Musing on technologies for video and cinematography

Speeding Things Up

In the latest MotionBend 1.5 we have completely rewritten our motion analysis module. The basic method is more or less the same but we have switched to newer, faster techniques; we have investigated and implemented several speed ups in areas that are traditionally slow; we have optimized code, made short cuts, streamlined data flow and we’ve improved our formats for faster data access.

So how much faster is the new version ? We’re deliberately not making any claims about how much faster it is. It’s not because we don’t measure these things (we do). The reason is that the amount of speed increase is dependent on many factors so it is not responsible to start quoting any numbers. These factors are relevant in any type of video post processing that requires analysis.

1. Level of Detail

If you are working on video that has little detail, like a cloudless sky, then the software will have a very different amount of work to do compared to a busy street scene in a city. If there are a lot of details then it can be easier to lock on to the correct analysis faster, but only if the details are “good”. If there are confusing details then it will take longer to arrive at a result. If there are a massive amount of details then it can take a long time to look at them all and evaluate if they are good or bad, calculating the result can also take longer.

2. Size of Content

This is similar to the level of detail: if you are working on 720P video then the maximum number of details possible will be less than 4K video and the analysis will be faster for the same level of detail. Furthermore, 14 bit RAW will be more data to handle than 8 bit video.

3. Difficulty of Analysis

In video stabilization we are trying to understand how the camera moved. If the camera moved a lot then there can be more distortion between images, it is more difficult to match images if they have changed a lot. If the camera only moved a little bit then it is easier. In stabilization we can’t make any expectations about the camera motion because the camera could move wildly at any time, after all, if you are stabilizing video it is because you think it has bad motion. This applies to lots of other post production techniques that analyze more than one frame at a time; the more going on, the more difficult it will be.

4. Hardware Specification

Each person using our software can be running a different level of hardware. While some optimizations will work very well with a certain configuration of processor and memory, they may not have much impact on other machines. Some CPUs have more cores or more cache on chip, resulting in big changes to speed up.
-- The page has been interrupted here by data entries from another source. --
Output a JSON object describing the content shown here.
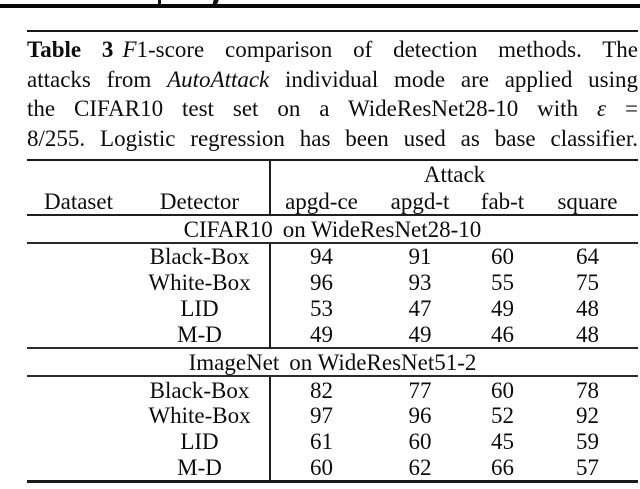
{
  "caption": {
    "label": "Table 3",
    "line1_f": "F",
    "line1_rest": "1-score comparison of detection methods. The",
    "line2_a": "attacks from ",
    "line2_italic": "AutoAttack",
    "line2_b": " individual mode are applied using",
    "line3_a": "the CIFAR10 test set on a WideResNet28-10 with ",
    "line3_epsilon": "ε",
    "line3_b": " =",
    "line4": "8/255. Logistic regression has been used as base classifier."
  },
  "table": {
    "attack_group_label": "Attack",
    "columns": [
      "Dataset",
      "Detector",
      "apgd-ce",
      "apgd-t",
      "fab-t",
      "square"
    ],
    "sections": [
      {
        "dataset": "CIFAR10",
        "model": "on WideResNet28-10",
        "rows": [
          {
            "detector": "Black-Box",
            "values": [
              94,
              91,
              60,
              64
            ],
            "bold": [
              false,
              false,
              true,
              false
            ]
          },
          {
            "detector": "White-Box",
            "values": [
              96,
              93,
              55,
              75
            ],
            "bold": [
              true,
              true,
              false,
              true
            ]
          },
          {
            "detector": "LID",
            "values": [
              53,
              47,
              49,
              48
            ],
            "bold": [
              false,
              false,
              false,
              false
            ]
          },
          {
            "detector": "M-D",
            "values": [
              49,
              49,
              46,
              48
            ],
            "bold": [
              false,
              false,
              false,
              false
            ]
          }
        ]
      },
      {
        "dataset": "ImageNet",
        "model": "on WideResNet51-2",
        "rows": [
          {
            "detector": "Black-Box",
            "values": [
              82,
              77,
              60,
              78
            ],
            "bold": [
              false,
              false,
              false,
              false
            ]
          },
          {
            "detector": "White-Box",
            "values": [
              97,
              96,
              52,
              92
            ],
            "bold": [
              true,
              true,
              false,
              true
            ]
          },
          {
            "detector": "LID",
            "values": [
              61,
              60,
              45,
              59
            ],
            "bold": [
              false,
              false,
              false,
              false
            ]
          },
          {
            "detector": "M-D",
            "values": [
              60,
              62,
              66,
              57
            ],
            "bold": [
              false,
              false,
              true,
              false
            ]
          }
        ]
      }
    ]
  }
}
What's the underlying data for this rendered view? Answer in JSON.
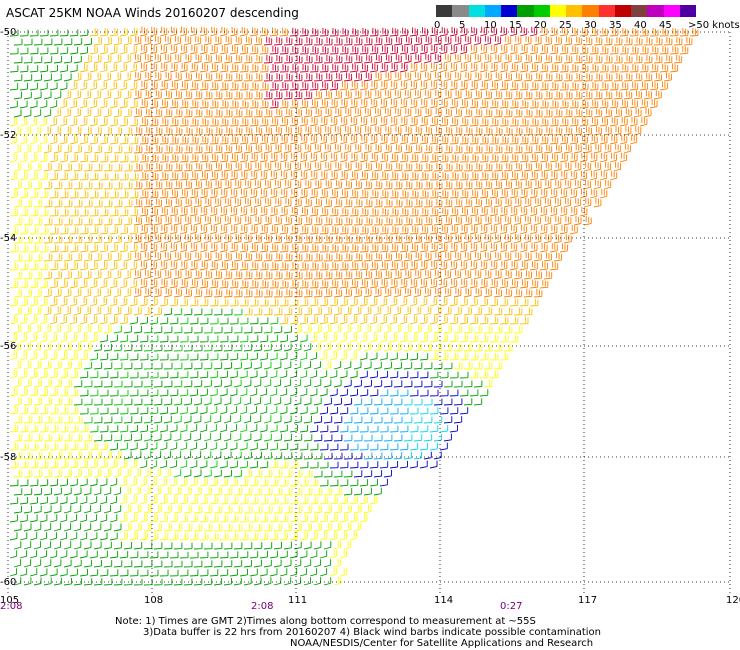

MotionBend 1.5 New Features

New Portrait Mode

MotionBend now handles video from devices that specify rotation in the metadata, such as mobile phones and tablets. Video will automatically be rotated and output at the correct orientation.

Screenshot with Portait Video

Screenshot with Portait Video

Burnt in Captions

MotionBend now attempts to detect burnt in captions, also known as titles or subtitles, and ignore them. In the last blog post we proposed a work around where you can use the foreground region marking tools to tell MotionBend where the captions are. You can still do that if the captions move, but for static captions it won’t be necessary.